Sono passati nove mesi da quando, il 14 agosto 2017, il governo italiano annunciò la normalizzazione delle relazioni diplomatiche con l’Egitto e otto mesi dal 14 settembre, quando il nuovo ambasciatore Giampaolo Cantini s’insediò al Cairo.
Si disse, all’epoca, che il ritorno dell’ambasciatore era dovuto ai passi avanti sul piano della collaborazione della magistratura egiziana nelle indagini sulla sparizione, la tortura e l’uccisione di Giulio Regeni e che proprio la presenza dell’ambasciatore ne avrebbe favoriti altri.
La prima affermazione era falsa, la seconda ancora tutta da realizzare. Via via, per le nostre istituzioni la ricerca della verità per Giulio Regeni – che milioni di italiani continuano a pretendere – è diventata più un fastidio che un interesse: qualcosa che occorre fare, in punta di piedi, sperando di non disturbare troppo quello che il ministro degli Esteri Alfano ha definito un “partner ineludibile” .
Se ogni tanto, come nell’entusiasta messaggio di felicitazioni del suo omologo Mattarella al presidente al-Sisi per la sua recente rielezione, viene pronunciato il nome di Giulio, si tace sul contesto nel quale Giulio è stato assassinato: le violazioni dei diritti umani, sempre più sistematiche e gravi.
Ricordiamo come le autorità egiziane anticiparono il “benvenuto” all’ambasciatore Cantini: facendo sparire per 48 ore il presidente dell’Associazione dei genitori degli scomparsi, Ibrahim Metwally, braccato mentre stava per salire a bordo di un aereo diretto a Ginevra, dove era stato invitato dalle Nazioni Unite a parlare delle sparizioni forzate. Metwally è tuttora in detenzione preventiva e rischia una condanna durissima per “terrorismo”.
“Nessuno deve più pagare per la nostra legittima richiesta di verità sulla scomparsa, le torture e l’uccisione di Giulio. Vi chiediamo di digiunare con noi, fino a quando Amal non sarà finalmente libera. Noi siamo la loro speranza” https://t.co/JwRexVj4X8 pic.twitter.com/mz0r0j1ME7
— Verità Per Giulio (@GiulioSiamoNoi) May 13, 2018
La stessa che rischia ora la nuova vittima del “benvenuto”, questa volta alla procura di Roma, che domani sarà al Cairo.
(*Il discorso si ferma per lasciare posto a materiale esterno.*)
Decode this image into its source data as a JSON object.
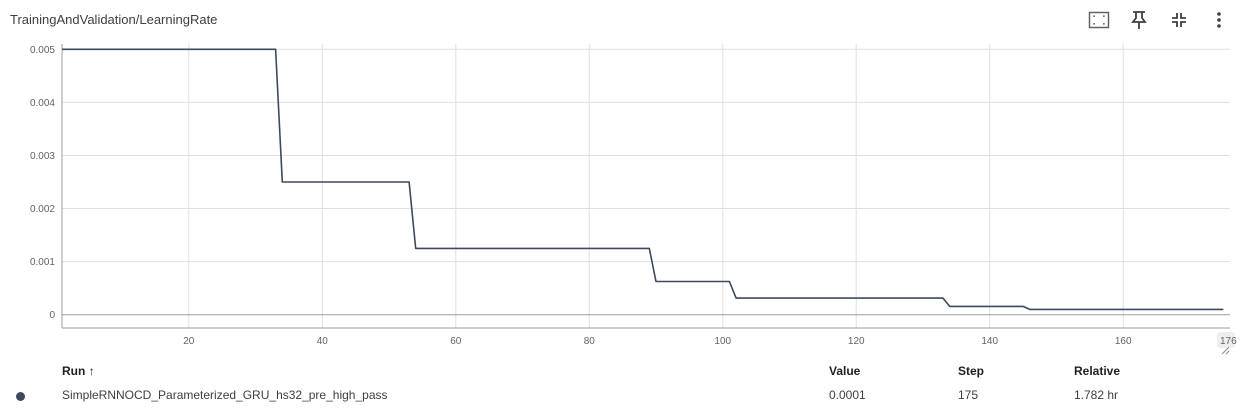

Amal Fathy, privata della libertà dalla notte tra il 10 e l’11 maggio, è accusata di “incitamento a rovesciare il regime egiziano”, “diffusione di voci false” e “uso abusivo dei social media”.
I “reati” sarebbero contenuti in un video che Amal ha postato su Facebook, 12 minuti di accuse alle autorità egiziane, incapaci di proteggere le donne dalle molestie sessuali. Amnesty International ha visto più volte il video e non vi ha trovato alcuna traccia di incitamento ad alcunché.
Va sottolineato che Amal Fathy è la moglie di Mohamed Lotfy, già ricercatore di Amnesty International e fondatore della Commissione egiziana per i diritti e la libertà, l’organizzazione per i diritti umani che fornisce consulenza legale alla famiglia Regeni e che per questo ha subito intimidazioni e arresti di suoi esponenti.
Ecco che di nuovo, come regolarmente successo negli ultimi due anni, gli attivisti e i difensori dei diritti umani che si occupano di Giulio e del contesto di cui è stato vittima vengono messi a tacere.
Il silenzio da parte delle istituzioni italiane è scandaloso. Per fortuna, ogni 14 del mese, a fare rumore sono i tanti giornalisti e attivisti della “scorta mediatica”.
Domani dunque i procuratori italiani torneranno al Cairo: ci ostiniamo, per amore di quella verità cui si deve arrivare, a non avere pregiudizi sull’operato della loro controparte. Pregiudizi no, ma scetticismo tanto.